Biomea Fusion has escaped from the full clinical hold imposed by the FDA. After reviewing the data, the regulator has cleared Biomea to study its diabetes drug candidate under a revised protocol intended to mitigate liver toxicity concerns.
The FDA imposed a full clinical hold in June in response to possible drug-induced liver damage in Type 2 diabetes patients who received BMF-219 in the dose-escalation portion of Biomea’s phase 1/2 study. On a call with analysts Thursday, Biomea CEO Thomas Butler discussed what the company and the regulator learned after stopping the trial, and a second study, to review the data.

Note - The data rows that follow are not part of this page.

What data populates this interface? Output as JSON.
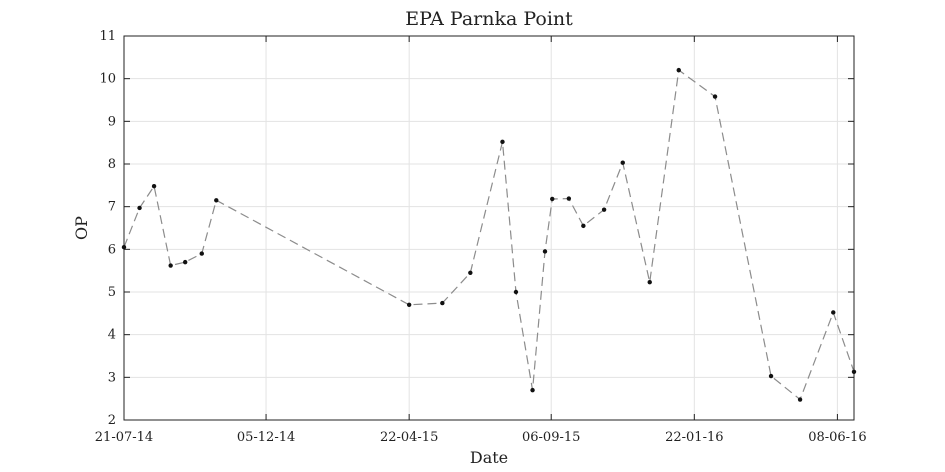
{
  "chart_data": {
    "type": "line",
    "title": "EPA Parnka Point",
    "xlabel": "Date",
    "ylabel": "OP",
    "ylim": [
      2,
      11
    ],
    "xlim": [
      "2014-07-21",
      "2016-06-24"
    ],
    "yticks": [
      2,
      3,
      4,
      5,
      6,
      7,
      8,
      9,
      10,
      11
    ],
    "xticks": [
      {
        "date": "2014-07-21",
        "label": "21-07-14"
      },
      {
        "date": "2014-12-05",
        "label": "05-12-14"
      },
      {
        "date": "2015-04-22",
        "label": "22-04-15"
      },
      {
        "date": "2015-09-06",
        "label": "06-09-15"
      },
      {
        "date": "2016-01-22",
        "label": "22-01-16"
      },
      {
        "date": "2016-06-08",
        "label": "08-06-16"
      }
    ],
    "grid": true,
    "line_style": "dashed",
    "series": [
      {
        "points": [
          {
            "x": "2014-07-21",
            "y": 6.05
          },
          {
            "x": "2014-08-05",
            "y": 6.97
          },
          {
            "x": "2014-08-19",
            "y": 7.48
          },
          {
            "x": "2014-09-04",
            "y": 5.62
          },
          {
            "x": "2014-09-18",
            "y": 5.7
          },
          {
            "x": "2014-10-04",
            "y": 5.9
          },
          {
            "x": "2014-10-18",
            "y": 7.15
          },
          {
            "x": "2015-04-22",
            "y": 4.7
          },
          {
            "x": "2015-05-24",
            "y": 4.74
          },
          {
            "x": "2015-06-20",
            "y": 5.45
          },
          {
            "x": "2015-07-21",
            "y": 8.52
          },
          {
            "x": "2015-08-03",
            "y": 5.0
          },
          {
            "x": "2015-08-19",
            "y": 2.7
          },
          {
            "x": "2015-08-31",
            "y": 5.95
          },
          {
            "x": "2015-09-07",
            "y": 7.18
          },
          {
            "x": "2015-09-23",
            "y": 7.19
          },
          {
            "x": "2015-10-07",
            "y": 6.55
          },
          {
            "x": "2015-10-27",
            "y": 6.93
          },
          {
            "x": "2015-11-14",
            "y": 8.03
          },
          {
            "x": "2015-12-10",
            "y": 5.23
          },
          {
            "x": "2016-01-07",
            "y": 10.2
          },
          {
            "x": "2016-02-11",
            "y": 9.58
          },
          {
            "x": "2016-04-05",
            "y": 3.03
          },
          {
            "x": "2016-05-03",
            "y": 2.48
          },
          {
            "x": "2016-06-04",
            "y": 4.52
          },
          {
            "x": "2016-06-24",
            "y": 3.13
          }
        ]
      }
    ]
  }
}
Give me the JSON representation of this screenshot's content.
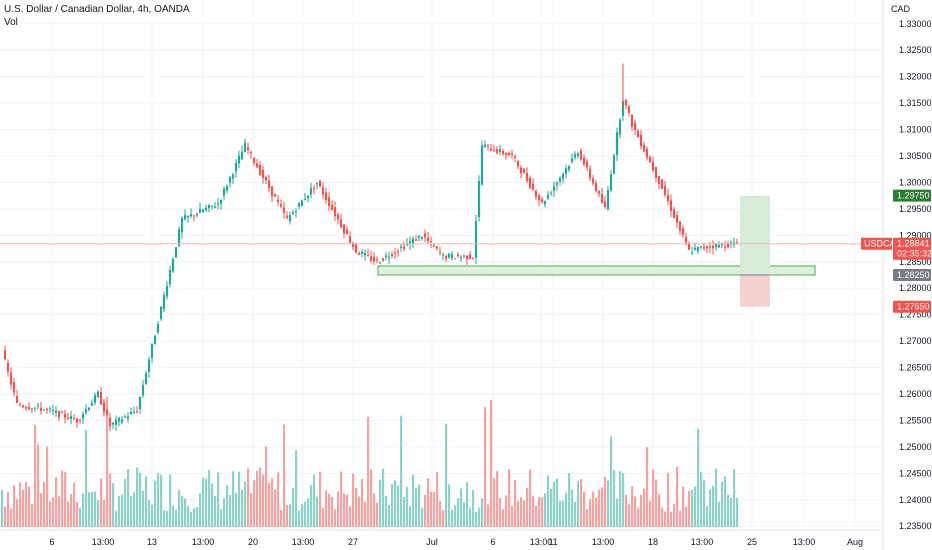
{
  "header": {
    "title": "U.S. Dollar / Canadian Dollar, 4h, OANDA",
    "volume_label": "Vol"
  },
  "axis": {
    "currency": "CAD"
  },
  "price_tag": {
    "symbol": "USDCAD",
    "price": "1.28841",
    "countdown": "02:35:32"
  },
  "levels": {
    "take_profit": "1.29750",
    "entry": "1.28250",
    "stop_loss": "1.27650"
  },
  "colors": {
    "up": "#26a69a",
    "down": "#ef5350",
    "up_vol": "#8fd1c9",
    "down_vol": "#f4a3a3",
    "tp_zone": "#d7ebd9",
    "sl_zone": "#f7d0d0",
    "support_zone": "#dff1da",
    "support_border": "#4caf50",
    "tag_symbol": "#ef5350",
    "tag_tp": "#2e7d32",
    "tag_entry": "#787b86",
    "tag_sl": "#ef5350"
  },
  "chart_data": {
    "type": "candlestick",
    "title": "U.S. Dollar / Canadian Dollar, 4h, OANDA",
    "ylim": [
      1.2305,
      1.3345
    ],
    "y_ticks": [
      "1.23500",
      "1.24000",
      "1.24500",
      "1.25000",
      "1.25500",
      "1.26000",
      "1.26500",
      "1.27000",
      "1.27500",
      "1.28000",
      "1.28500",
      "1.29000",
      "1.29500",
      "1.30000",
      "1.30500",
      "1.31000",
      "1.31500",
      "1.32000",
      "1.32500",
      "1.33000"
    ],
    "x_ticks": [
      "6",
      "13:00",
      "13",
      "13:00",
      "20",
      "13:00",
      "27",
      "Jul",
      "6",
      "13:00",
      "11",
      "13:00",
      "18",
      "13:00",
      "25",
      "13:00",
      "Aug"
    ],
    "grid": true,
    "waypoints": [
      {
        "i": 0,
        "p": 1.268
      },
      {
        "i": 5,
        "p": 1.258
      },
      {
        "i": 15,
        "p": 1.257
      },
      {
        "i": 25,
        "p": 1.255
      },
      {
        "i": 32,
        "p": 1.26
      },
      {
        "i": 36,
        "p": 1.254
      },
      {
        "i": 45,
        "p": 1.257
      },
      {
        "i": 60,
        "p": 1.293
      },
      {
        "i": 72,
        "p": 1.296
      },
      {
        "i": 81,
        "p": 1.307
      },
      {
        "i": 95,
        "p": 1.293
      },
      {
        "i": 105,
        "p": 1.3
      },
      {
        "i": 118,
        "p": 1.287
      },
      {
        "i": 125,
        "p": 1.285
      },
      {
        "i": 140,
        "p": 1.29
      },
      {
        "i": 147,
        "p": 1.286
      },
      {
        "i": 157,
        "p": 1.286
      },
      {
        "i": 160,
        "p": 1.307
      },
      {
        "i": 170,
        "p": 1.305
      },
      {
        "i": 180,
        "p": 1.296
      },
      {
        "i": 192,
        "p": 1.306
      },
      {
        "i": 201,
        "p": 1.295
      },
      {
        "i": 207,
        "p": 1.316
      },
      {
        "i": 210,
        "p": 1.311
      },
      {
        "i": 220,
        "p": 1.299
      },
      {
        "i": 229,
        "p": 1.287
      },
      {
        "i": 236,
        "p": 1.288
      },
      {
        "i": 245,
        "p": 1.2884
      }
    ],
    "volume_range": [
      0,
      100
    ],
    "levels": {
      "support_zone": [
        1.2825,
        1.2842
      ],
      "take_profit": 1.2975,
      "entry": 1.2825,
      "stop_loss": 1.2765,
      "last": 1.28841
    }
  }
}
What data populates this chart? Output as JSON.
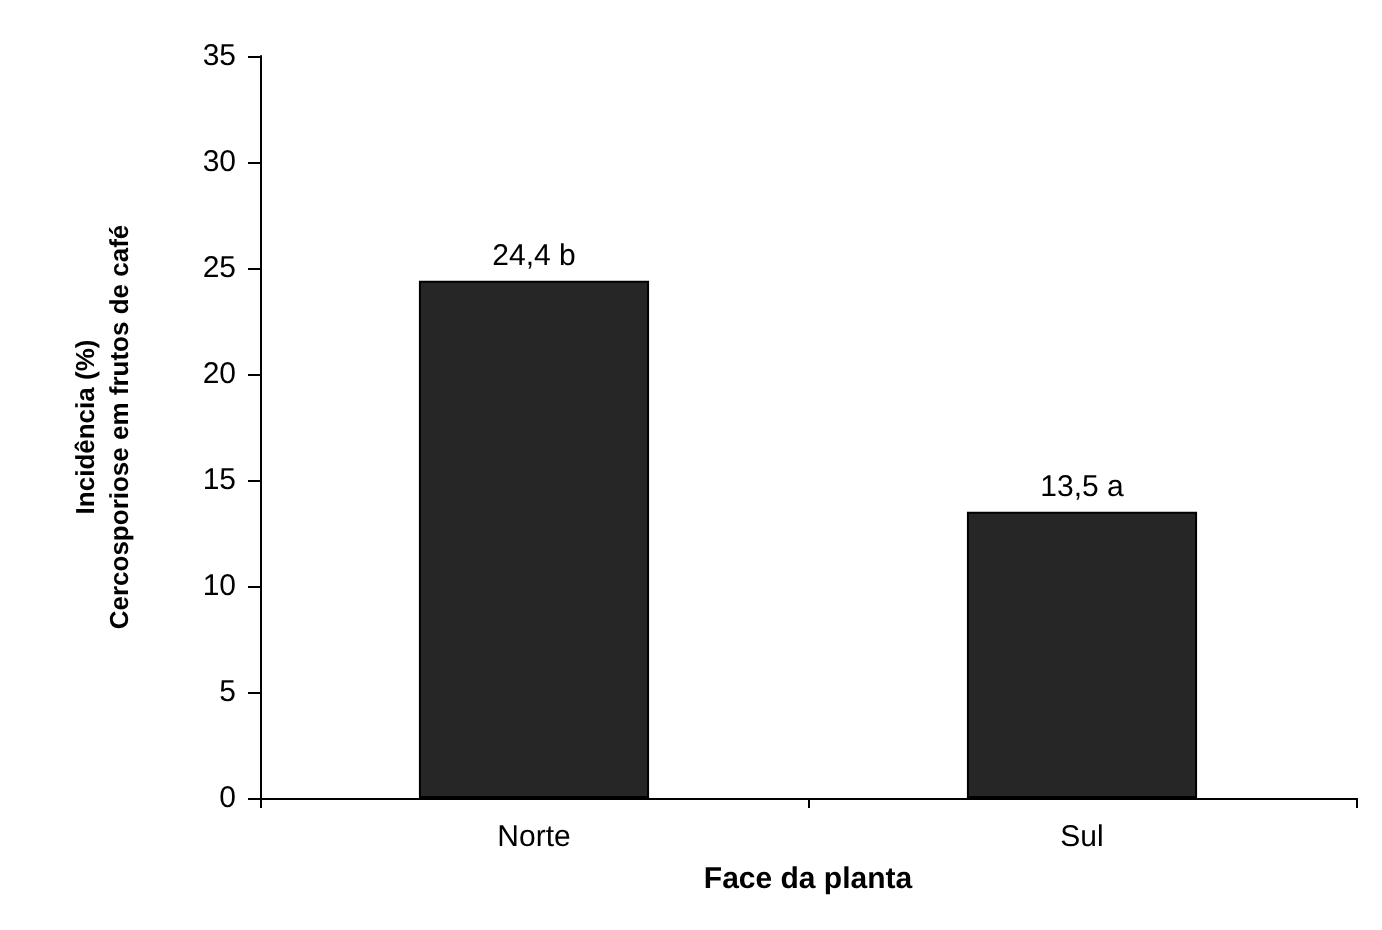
{
  "chart_data": {
    "type": "bar",
    "xlabel": "Face da planta",
    "ylabel": "Incidência (%)\nCercosporiose em frutos de café",
    "categories": [
      "Norte",
      "Sul"
    ],
    "values": [
      24.4,
      13.5
    ],
    "value_labels": [
      "24,4 b",
      "13,5 a"
    ],
    "color": "#262626",
    "ylim": [
      0,
      35
    ],
    "yticks": [
      0,
      5,
      10,
      15,
      20,
      25,
      30,
      35
    ],
    "grid": false
  }
}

“The liver enzyme elevations are predictable, dose related, transient and return to baseline. High-grade elevations occurred in the first 30 days and were seen in patients with a starting dose of 200mg,” Butler said. “These patients typically had high baseline blood glucose levels and experienced a rapid drop in their blood sugar in the first 30 days.”
None of the elevated lab values translated to confirmed serious liver injury or liver impairment. No grade 3 or higher elevations were seen in patients who started on 100 mg, even if they escalated to 200 mg later in the trial.
In the expansion phase of a Type 2 diabetes study, Biomea gave more than 200 people the lower starting dose. No patients had grade 3 or higher liver enzyme elevations. Biomea saw “a very low incidence of grade 2 elevations,” Biomea Chief Medical Officer Juan Pablo Frías, M.D., said, and no dose interruptions or dose discontinuations.
The analysis has informed the next steps. On the FDA’s recommendation, Biomea has implemented a single-step escalation from 100 mg to 200 mg and increased monitoring to support patient safety. Future trials will have an increased focus on liver safety surveillance and the potential influence of concomitant medications and the patient’s medical history on safety.
“Patients that are taking, particularly new, drugs that are potentially hepatotoxic such as recently started antibiotics … [will] either be excluded or will wait until the course of that therapy is completed and the patient is stable,” Frías said.
Biomea is on track to review data from the Type 2 expansion trial toward the end of the year. The biotech is also preparing to analyze top-line data on around 20 patients with Type 1 diabetes who enrolled in a phase 2a study. Neither timeline was “materially impacted” by the clinical hold, Butler said. The CEO said the data will help confirm the optimal dosing scheme to inform planned phase 3 studies.
The biotech is preparing to move BMF-219 into phase 3 in the belief the molecule can fill a gap in the diabetes treatment arsenal. BMF-219 targets beta cells to improve glycemic control. Frías believes the mechanism differentiates BMF-219 from existing diabetes drugs.
“It is an oral small molecule with a mechanism of action that is complementary to today's agents, including GLP-1 receptor agonist-based therapy and SGLT2 inhibitors,” Frías said. “Importantly, we believe that it may not require chronic dosing given its mechanism of action and the lifespan of a beta cell, which is measured in the order of decades.”
Shares in Biomea rose 9% to $9.57 after the FDA lifted the hold. The stock traded above $11 before the FDA imposed the hold but crashed to around $4 in the immediate aftermath of the regulatory action.